Dov’è la «povertà»? Dov’è l’uomo. C’è una sventura nella nostra vita, una mancanza che niente potrà sostituire (non ci sono surrogati per certe esperienze): non abbiamo una conoscenza reale di certe sofferenze. Le immaginiamo: una conoscenza fredda e piena di pregiudizi (o la poesia che diviene rivolta o il pregiudizio borghese di chi non ha mai messo il cuore presso il cuore dell’uomo in pena). Quando Gesù dice al giovane ricco: «Va, vendi ciò e dallo ai poveri» (Mc 10,21), non è soltanto il pensiero dei poveri che lo preoccupa, ma l’anima del giovane, che la ricchezza guastava e che gli impediva di accrescersi nella «ricchezza» esperienza del fratello povero.

Chi conosce il prigioniero? Il condannato? Sofferenze privilegiate e sofferenze dimenticate. Il giudice quando l’ha giudicato ha finito il suo compito e l’affida al potere penale. L’ avvocato dirà l’ultima parola di conforto: soffrirà se avrà creduto alla sua innocenza – l’intimo affanno durerà qualche giorno – poi: altre cause, altri affari, così è la vita. Il cancello della prigione si chiude: la barriera è alzata, impenetrabile, sicura (Società puoi stare tranquilla) nonostante la parola di Cristo: «Ero prigioniero e non m’hai visitato» (Mt 25,43). Un prigioniero – un’esperienza lontana. Vorrei essere stato in prigione – aver provato la condanna degli uomini – la solitudine senza innocenza ecc. Invece, avete davanti «un galantuomo». Che strano suono mi dà questa parola in questo momento! Lo stupore di essere libero, di potermene tornare stanotte alla mia parrocchia, di aver le mani senza manette…

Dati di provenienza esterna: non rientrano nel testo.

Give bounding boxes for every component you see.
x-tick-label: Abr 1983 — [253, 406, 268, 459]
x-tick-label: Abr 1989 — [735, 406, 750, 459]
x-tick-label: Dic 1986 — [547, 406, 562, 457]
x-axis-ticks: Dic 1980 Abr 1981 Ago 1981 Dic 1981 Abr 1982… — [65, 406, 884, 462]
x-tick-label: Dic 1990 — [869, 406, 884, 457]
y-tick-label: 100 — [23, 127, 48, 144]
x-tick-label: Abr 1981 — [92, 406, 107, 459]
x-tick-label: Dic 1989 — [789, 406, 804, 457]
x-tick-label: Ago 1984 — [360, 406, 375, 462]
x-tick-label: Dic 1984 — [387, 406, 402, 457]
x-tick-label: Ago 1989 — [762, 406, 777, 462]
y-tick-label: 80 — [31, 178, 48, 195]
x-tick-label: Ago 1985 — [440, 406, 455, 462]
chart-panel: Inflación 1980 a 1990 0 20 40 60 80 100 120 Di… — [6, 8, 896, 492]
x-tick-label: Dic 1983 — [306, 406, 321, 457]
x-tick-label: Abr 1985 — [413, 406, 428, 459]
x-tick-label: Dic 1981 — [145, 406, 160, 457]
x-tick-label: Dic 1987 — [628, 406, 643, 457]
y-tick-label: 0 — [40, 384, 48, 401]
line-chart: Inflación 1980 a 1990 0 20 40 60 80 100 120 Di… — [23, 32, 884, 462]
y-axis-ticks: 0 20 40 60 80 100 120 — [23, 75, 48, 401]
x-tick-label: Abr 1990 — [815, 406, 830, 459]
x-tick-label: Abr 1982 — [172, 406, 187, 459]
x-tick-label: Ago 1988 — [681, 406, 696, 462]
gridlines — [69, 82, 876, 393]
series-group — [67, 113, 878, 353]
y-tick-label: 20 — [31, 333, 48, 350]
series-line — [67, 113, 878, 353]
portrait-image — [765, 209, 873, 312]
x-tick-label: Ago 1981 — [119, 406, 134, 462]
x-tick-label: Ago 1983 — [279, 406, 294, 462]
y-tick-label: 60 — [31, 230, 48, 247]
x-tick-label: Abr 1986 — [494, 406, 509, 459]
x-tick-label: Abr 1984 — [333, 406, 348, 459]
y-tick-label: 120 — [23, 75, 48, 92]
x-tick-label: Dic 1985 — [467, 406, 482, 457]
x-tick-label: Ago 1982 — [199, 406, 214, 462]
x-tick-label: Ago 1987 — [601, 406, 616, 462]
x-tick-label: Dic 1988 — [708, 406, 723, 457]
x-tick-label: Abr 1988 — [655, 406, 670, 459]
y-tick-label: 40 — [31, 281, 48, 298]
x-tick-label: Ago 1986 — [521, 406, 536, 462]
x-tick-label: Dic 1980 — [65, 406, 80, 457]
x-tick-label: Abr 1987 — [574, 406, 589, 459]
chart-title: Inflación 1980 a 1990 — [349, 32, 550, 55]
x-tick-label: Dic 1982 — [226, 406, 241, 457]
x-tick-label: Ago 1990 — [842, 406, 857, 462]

Cos’ho fatto di meglio di quelli che sono dentro? Voi pensate: ora fa della retorica. Vi dico di no, signori, mi vergognerei di fare la commedia. Il pubblicano che in fondo al tempio si batte il petto non fa della retorica. Si conosce e si dichiara (Lc 18,13). Io mi conosco e mi dichiaro con stupore: perché non sono anch’io dentro? È quindi dall’interiore della mia dignità di giudicato, di galeotto che vi parlo. Prendo il mio posto vero. (S. Vincenzo si sostituisce a un galeotto vero). Vi parlo dal di dentro: sono anch’io un prigioniero, un condannato. Il prigioniero? Chi è? Non lo domando al codice, non lo chiedo ai giudici, non lo domando all’opinione dei benpensanti. Sono opinioni che non mi interessano. Lo domando al Vangelo: «Ero prigioniero…». (...) Non disse: ero ricco, ero galantuomo, ero felice… Un Cristo che ha fame, sete, ignudo, malato, pellegrino è meno «infamante» di un Cristo «prigioniero». Anche un Cristo «crocifisso». Anche morire è meno «infamante». [...]

Tant’è vero che nel ricordare la Passione, si parla quasi mai del Prigioniero, non si mette in evidenza la sua qualità di «vinctus», ammanettato. Il «Divino prigioniero» prima di essere un complimento dei nostri libri devozionali, è una realtà, fissa. Finché ci sarà un prigioniero avremo una Presenza del Cristo. La prigione è una Chiesa, una Presenza, un Tabernacolo, dove ognuno può incontrare, vedere il Cristo.